Your tooth may continue to feel slightly different from your other teeth for some time after your endodontic treatments is completed. However, if you have severe pain or pressure or pain that lasts more than a few days, call your endodontist.

We are available 24/7 to answer any of your questions and concerns. Please do not hesitate to contact us if we can be of any help.

What About Infection Control?

Our office adheres to the most rigorous standards of infection control advocated by OSHA, (Occupational Safety and Health Administration), the US Centers for Disease Control and the American Dental Association. We are members of the Organization for Safety and Asepsis Procedures (OSAP), an organization dedicated to advancing infection control. We utilize autoclave sterilization and barrier techniques to eliminate any risk of infection.

Why Can’t I Use Antibiotics To Make The Abscess Go Away?

Unfortunately, when a tooth is infected, the blood supply (pulp) running through the tooth is affected as well. As a result, there is no way to contact the antibiotics to the needed area. They do however, assist in controlling and eliminating infection in the surrounding bone before and after root canal therapy. 

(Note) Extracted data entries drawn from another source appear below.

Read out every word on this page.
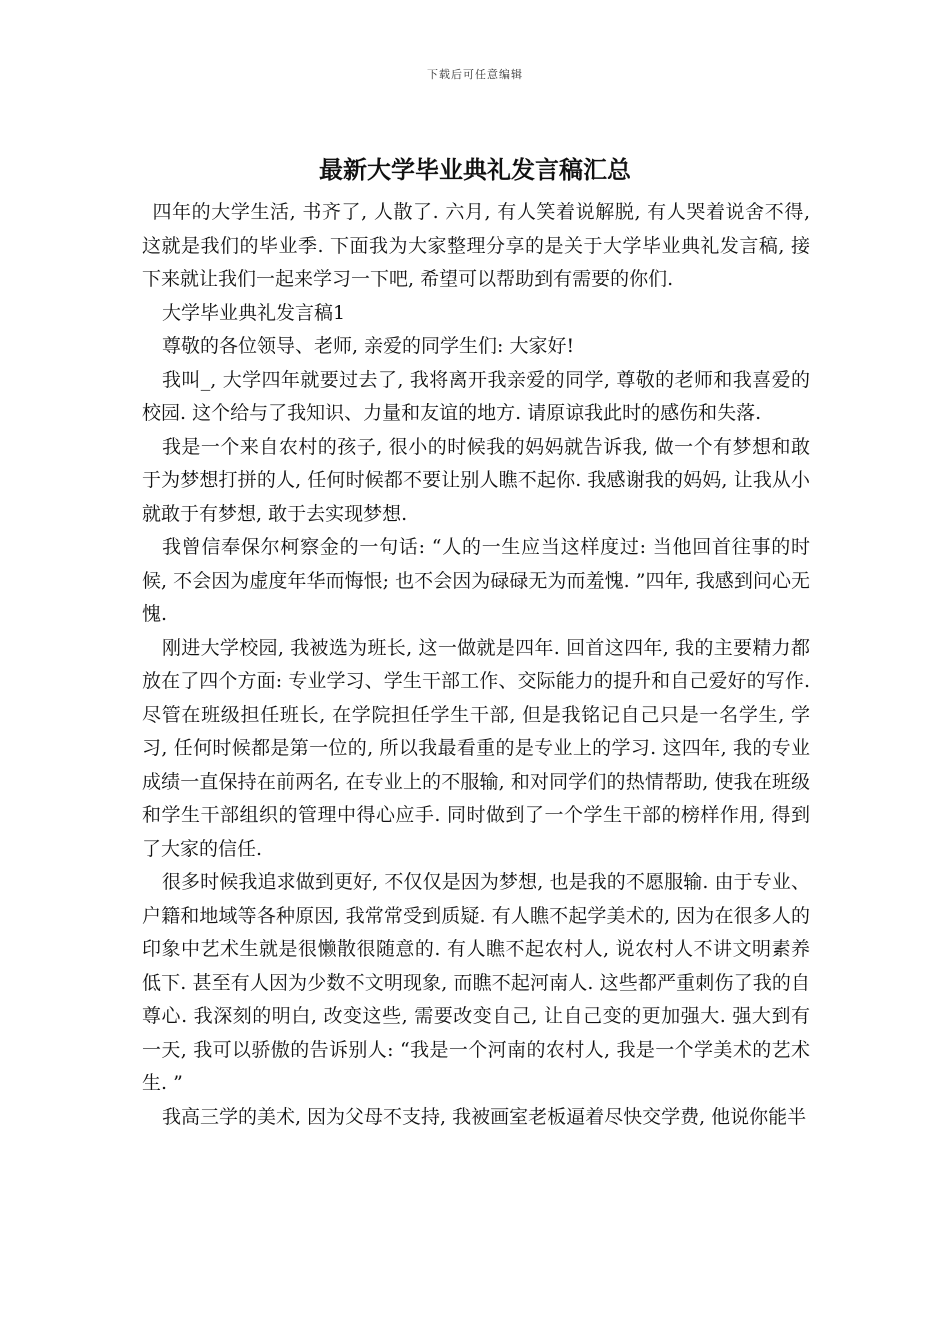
下载后可任意编辑
最新大学毕业典礼发言稿汇总

四年的大学生活, 书齐了, 人散了. 六月, 有人笑着说解脱, 有人哭着说舍不得, 这就是我们的毕业季. 下面我为大家整理分享的是关于大学毕业典礼发言稿, 接下来就让我们一起来学习一下吧, 希望可以帮助到有需要的你们.

大学毕业典礼发言稿1

尊敬的各位领导、老师, 亲爱的同学生们: 大家好!

我叫_, 大学四年就要过去了, 我将离开我亲爱的同学, 尊敬的老师和我喜爱的校园. 这个给与了我知识、力量和友谊的地方. 请原谅我此时的感伤和失落.

我是一个来自农村的孩子, 很小的时候我的妈妈就告诉我, 做一个有梦想和敢于为梦想打拼的人, 任何时候都不要让别人瞧不起你. 我感谢我的妈妈, 让我从小就敢于有梦想, 敢于去实现梦想.

我曾信奉保尔柯察金的一句话: “人的一生应当这样度过: 当他回首往事的时候, 不会因为虚度年华而悔恨; 也不会因为碌碌无为而羞愧. ”四年, 我感到问心无愧.

刚进大学校园, 我被选为班长, 这一做就是四年. 回首这四年, 我的主要精力都放在了四个方面: 专业学习、学生干部工作、交际能力的提升和自己爱好的写作. 尽管在班级担任班长, 在学院担任学生干部, 但是我铭记自己只是一名学生, 学习, 任何时候都是第一位的, 所以我最看重的是专业上的学习. 这四年, 我的专业成绩一直保持在前两名, 在专业上的不服输, 和对同学们的热情帮助, 使我在班级和学生干部组织的管理中得心应手. 同时做到了一个学生干部的榜样作用, 得到了大家的信任.

很多时候我追求做到更好, 不仅仅是因为梦想, 也是我的不愿服输. 由于专业、户籍和地域等各种原因, 我常常受到质疑. 有人瞧不起学美术的, 因为在很多人的印象中艺术生就是很懒散很随意的. 有人瞧不起农村人, 说农村人不讲文明素养低下. 甚至有人因为少数不文明现象, 而瞧不起河南人. 这些都严重刺伤了我的自尊心. 我深刻的明白, 改变这些, 需要改变自己, 让自己变的更加强大. 强大到有一天, 我可以骄傲的告诉别人: “我是一个河南的农村人, 我是一个学美术的艺术生. ”

我高三学的美术, 因为父母不支持, 我被画室老板逼着尽快交学费, 他说你能半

Will My Tooth Last Forever After Treatment?

Root canal therapy has been reported to be up to 95% successful. Many factors influence the treatment outcome: the patient’s general health, bone support around the tooth, strength of the tooth including possible fracture lines, shape and condition of the root and nerve canal(s) and continued follow-up care with your general dentist. Although we cannot guarantee the successful outcome of root canal procedures, you can be assured that the most advanced techniques and treatments modalities will be performed to ensure the best prognosis possible.